Standout Ideas from Lesson 2 of the AI Evals Course
Lesson 2: Error Analysis
Idea 1: Error analysis is how we close the gulf of comprehension. The gulf of comprehension is the gap between the information the data contains and your understanding of it. While it’s either impossible or unreasonable to look at every single piece of data collected from your users, Hamel and Shreya recommend looking at at least 100 traces.
Idea 2: You need ~100 diverse traces to get a good representation of failure modes. A trace is a full record of the pipeline’s interaction (initil user query, all LLM inputs/outs, intermediate reasoning or tool calls, and final user-facing result). The number 100 is not a hard and fast rule, but signifies that 10-15 traces is not going to be enough. You want to look at enough traces such that you reach a theoretical saturation of failure modes. What that means is you’ve seen enough traces that are diverse enough that looking at any more traces will not introduce any new failure modes that you haven’t seen yet.
Idea 3: Open coding is Hamel’s favorite subject in evals. Open codes are brief, descriptive notes about any observed problems, surprising actions or where behavior feels wrong or unexpected in the trace. As you write open codes, categories of errors will emerge.

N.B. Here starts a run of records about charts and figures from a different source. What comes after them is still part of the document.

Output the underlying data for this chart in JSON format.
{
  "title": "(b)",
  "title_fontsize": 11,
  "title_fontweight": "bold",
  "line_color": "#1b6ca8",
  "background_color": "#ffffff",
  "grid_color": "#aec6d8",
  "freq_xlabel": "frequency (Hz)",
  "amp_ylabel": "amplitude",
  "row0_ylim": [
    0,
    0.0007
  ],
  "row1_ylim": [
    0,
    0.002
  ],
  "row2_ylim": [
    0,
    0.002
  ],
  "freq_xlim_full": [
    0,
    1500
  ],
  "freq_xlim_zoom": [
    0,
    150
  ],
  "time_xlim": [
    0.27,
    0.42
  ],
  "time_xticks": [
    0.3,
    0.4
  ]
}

Idea 4: During open coding, don’t find the root cause, just observe and note. As you come across failed traces, it’s tempting to make note of why you think this failure occurred. For example, if you see that the LLM tool call return value did not contain the correct information, it’s tempting to step back and think about why that took place. Maybe the input to the tool was incorrect because your voice agent converted speech to text incorrectly. Maybe there’s something wrong in the database which resulted in leading to missed matches. As you can see, this type of pontification can potentially be endless and is not fruitful for the focused process of identifying failure modes. Just note the failure and move on to the next trace. We’ll think about root causes later.

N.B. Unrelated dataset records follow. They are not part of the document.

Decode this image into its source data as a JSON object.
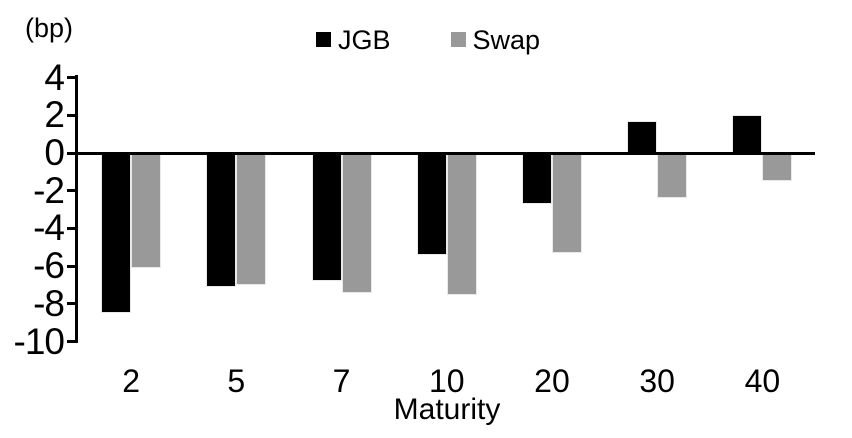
{
  "chart_data": {
    "type": "bar",
    "title": "",
    "unit_label": "(bp)",
    "xlabel": "Maturity",
    "ylabel": "(bp)",
    "categories": [
      "2",
      "5",
      "7",
      "10",
      "20",
      "30",
      "40"
    ],
    "series": [
      {
        "name": "JGB",
        "color": "#000000",
        "values": [
          -8.5,
          -7.1,
          -6.8,
          -5.4,
          -2.7,
          1.7,
          2.0
        ]
      },
      {
        "name": "Swap",
        "color": "#999999",
        "values": [
          -6.1,
          -7.0,
          -7.4,
          -7.5,
          -5.3,
          -2.4,
          -1.5
        ]
      }
    ],
    "ylim": [
      -10,
      4
    ],
    "yticks": [
      4,
      2,
      0,
      -2,
      -4,
      -6,
      -8,
      -10
    ],
    "grid": false,
    "legend_position": "top-center",
    "axis_color": "#000000"
  }
}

Idea 5: Pull the main failure mode from each trace. don’t get embroiled in the details. Relatedly, it’s tempting to zoom in as deep as you can, putting each word of the trace under a microscope. For folks who like analyzing data, this is satisfying. But it introduces noise in identifying high-priority failure modes. These open codes are later going to be clustered by theme (Axial Coding) and higher-level themes will be extracted; too granular of an analysis is a waste of time.

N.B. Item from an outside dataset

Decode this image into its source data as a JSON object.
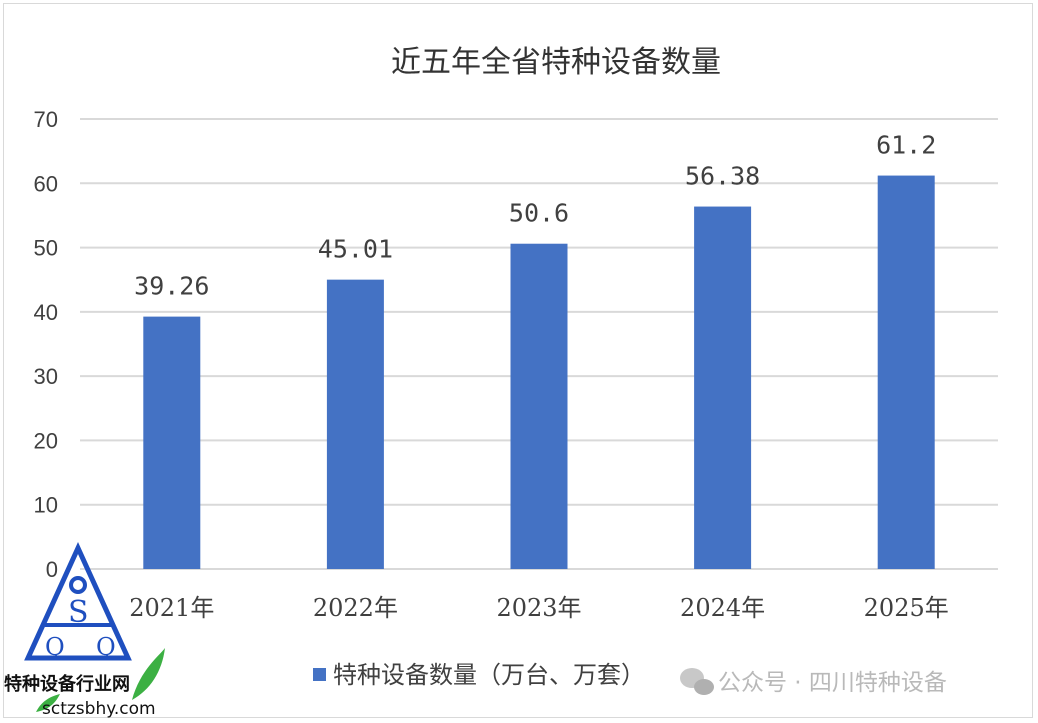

Idea 6: The quality of open coding is going to hinge on your product sense. Successful open coding depends on your ability to skillfully look at data. This involves two broad skills: 1) you have to know what to look for, 2) you have to be detail-oriented enough to find the failure by looking at a sequence of messages. Knowing what to look for requires a deep understanding of your product from the user’s perspective.
Idea 7: Start with a simple approach to get value fast. Fatigue from cognitive load is a real thing, especially when you’re looking at a hundred traces, many of which can involve multiple messages between the user and the assistant and multiple tool calls. The success of error analysis is going to depend on how fresh your mind is during the process. To achieve this, keep your open coding and axial coding heuristics simple. You can always do a second, third, and fourth pass through future traces after you fix the most pressing failure modes.